On a related note (question for everyone): what do you think is a good way (friendly to other users using the shared resource) to detect performance degradation (not just the disk) on the node over time?
Cheating to client is not good practise.
Well, Uncle's DD binary managed to keep customers happy so much so that they voted prometeus number one last quarter :P
So, since it is all for customer's happyness, how would that be cheating ?
Returning false results in a test that is well known and very commonly used to determine if a system has decent disk caching enabled and/or if the disk I/O is being heavily abused? Like I said, it's not even close to the best way to determine the quality of the available disk(s), but to discount it as useless is to throw the baby out with the bath water. Common misunderstanding of it's usefulness =/= useless.
But that's just my opinion riding on an assumption as to what you're saying, I'm not even a client so it doesn't matter to me
Hiding what the real result is from a customer = cheating, it's not exactly a question of 'happiness.'
Regardless, whatever floats your boat.
But the modified DD binary was just a joke right?

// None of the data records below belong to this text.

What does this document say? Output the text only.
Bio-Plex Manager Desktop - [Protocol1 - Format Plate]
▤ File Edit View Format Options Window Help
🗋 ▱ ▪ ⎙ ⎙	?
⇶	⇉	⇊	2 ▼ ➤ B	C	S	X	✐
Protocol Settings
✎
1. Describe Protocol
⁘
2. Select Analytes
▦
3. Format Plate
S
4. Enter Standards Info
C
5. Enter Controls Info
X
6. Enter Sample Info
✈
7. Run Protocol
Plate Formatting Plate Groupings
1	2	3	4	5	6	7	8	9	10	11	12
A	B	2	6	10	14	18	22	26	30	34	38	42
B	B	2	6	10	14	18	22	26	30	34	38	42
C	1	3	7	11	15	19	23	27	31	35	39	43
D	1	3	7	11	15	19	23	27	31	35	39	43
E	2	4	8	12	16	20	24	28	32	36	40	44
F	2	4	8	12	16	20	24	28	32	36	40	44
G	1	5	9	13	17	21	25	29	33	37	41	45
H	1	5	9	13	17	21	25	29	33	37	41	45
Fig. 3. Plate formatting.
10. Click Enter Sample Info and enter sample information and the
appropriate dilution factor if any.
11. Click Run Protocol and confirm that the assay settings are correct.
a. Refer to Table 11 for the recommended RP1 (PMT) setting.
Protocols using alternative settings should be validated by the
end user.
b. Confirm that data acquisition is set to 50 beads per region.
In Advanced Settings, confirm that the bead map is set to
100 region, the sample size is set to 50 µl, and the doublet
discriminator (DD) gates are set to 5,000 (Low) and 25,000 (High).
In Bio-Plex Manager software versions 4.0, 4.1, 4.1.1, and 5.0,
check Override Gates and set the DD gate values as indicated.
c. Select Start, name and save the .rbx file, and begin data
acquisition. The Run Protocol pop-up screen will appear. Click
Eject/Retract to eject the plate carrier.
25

That was a joke, of both Uncle and me :P
Seems like a few ppl fell for it
However, it is only half of a joke. If it was real, then would make not much of a difference as the test is largely irrelevant, not even on atoms for storage, the DD doesnt go much below 80.
Haha good one, you got me
Was scratching my head as to how you'd pull it off anyway...
Veeeeeeery easy to do, just decompress the template - do your thing, pack it back up, put it in there.
You don't even need a modified wget binary to fool most people who consider cachefly to be the epitome of performance.
Just configure your own HTTP cache server, not only will this actually help (by caching frequently accessed bullshit, such as streams of zeroes as well as larger files) reduce bandwidth usage, it'll also keep these select breed of 'benchmarkers' happy.
So, since it is all for customer's happyness, how would that be cheating ?
That's because uncle are awesome. Not because dd test.